1.) Hypothetically, but it will likely take some time and further integration between the Broad's data, Noncode, and NCBI, and perhaps some extra work on my part. The annotation database packages we supply are based on mappings between Affy's ID and either RefSeq/GenBank or Gene. So I parse the annotation files to get out all such IDs, and then run through the pipeline to create the annotation package.

But Affy uses more than just those three databases to assign probesets to (especially non-coding) RNA transcripts. For example, here is one:

n363783 // NONCODE // accn=NULL class=lncRNA name=Human lincRNA ref=BodyMapLinc transcriptId=TCONS_00000796 cpcScore=-0.9037550 cnci=-0.1542333 // chr1 // 100 // 100 // 23 // 23 // 0 /// TCONS_00000796-XLOC_000010 // Rinn lincRNA // linc-SAMD11-2 chr1:+:840486-841186 // chr1 // 100 // 100 // 23 // 23 // 0

So that has a noncode ID, and a Broad TCONS ID, but nothing else, so it is invisible to the existing process. And the noncode site doesn't have any information that is useful for annotation (other than chromosomal location), so I don't know what we would put in the annotation package anyway.

Many others have Havana IDs, an example being OTTHUMT00000036896, which also has no real annotatable information. At this point we seem to be at the same stage as the EST era, circa 2000 where we have lots of people saying 'look, I found something', but not much more than that.

2.) How you deal with the mixed probesets is up to you. It is certainly not possible to determine exactly what you are measuring with these probesets, so that is an argument for excluding.
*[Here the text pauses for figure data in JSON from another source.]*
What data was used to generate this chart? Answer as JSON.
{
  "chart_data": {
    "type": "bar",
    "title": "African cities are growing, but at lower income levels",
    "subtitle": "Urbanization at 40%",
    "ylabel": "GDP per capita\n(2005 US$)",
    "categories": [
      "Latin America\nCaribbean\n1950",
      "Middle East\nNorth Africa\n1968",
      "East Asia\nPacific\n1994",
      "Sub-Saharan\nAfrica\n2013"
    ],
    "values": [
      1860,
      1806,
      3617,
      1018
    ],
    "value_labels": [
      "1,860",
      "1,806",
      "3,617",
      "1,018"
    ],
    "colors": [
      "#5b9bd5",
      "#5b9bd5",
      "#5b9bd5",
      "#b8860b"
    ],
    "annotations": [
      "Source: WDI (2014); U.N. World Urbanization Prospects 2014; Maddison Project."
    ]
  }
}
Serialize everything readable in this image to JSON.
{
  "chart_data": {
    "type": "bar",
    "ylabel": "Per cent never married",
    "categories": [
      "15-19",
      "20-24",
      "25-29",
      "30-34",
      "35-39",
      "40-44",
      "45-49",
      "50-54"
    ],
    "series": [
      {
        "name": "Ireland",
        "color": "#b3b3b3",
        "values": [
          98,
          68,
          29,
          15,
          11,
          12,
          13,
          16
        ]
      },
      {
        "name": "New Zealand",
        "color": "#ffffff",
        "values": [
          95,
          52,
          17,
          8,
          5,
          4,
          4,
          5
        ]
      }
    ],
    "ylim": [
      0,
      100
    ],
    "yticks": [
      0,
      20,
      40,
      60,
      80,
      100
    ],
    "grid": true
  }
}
As for whether or not there are errors in the Affy annotation files, the answer is 'of course'. You cannot create a file based on the rapidly evolving annotation data without making some mistakes. Or a lot of mistakes, perhaps.

A co-worker of mine just re-ran an analysis of some Exon ST arrays that he had originally annotated with the na31 file, but using the updated na34 annotations. Much to his surprise, most of the annotation data had vanished. Upon contacting Affy, he was told that they knew there was a problem with the na34 data like a year ago, and that he should use the recently released na35 data. Because, you know, it's better and stuff.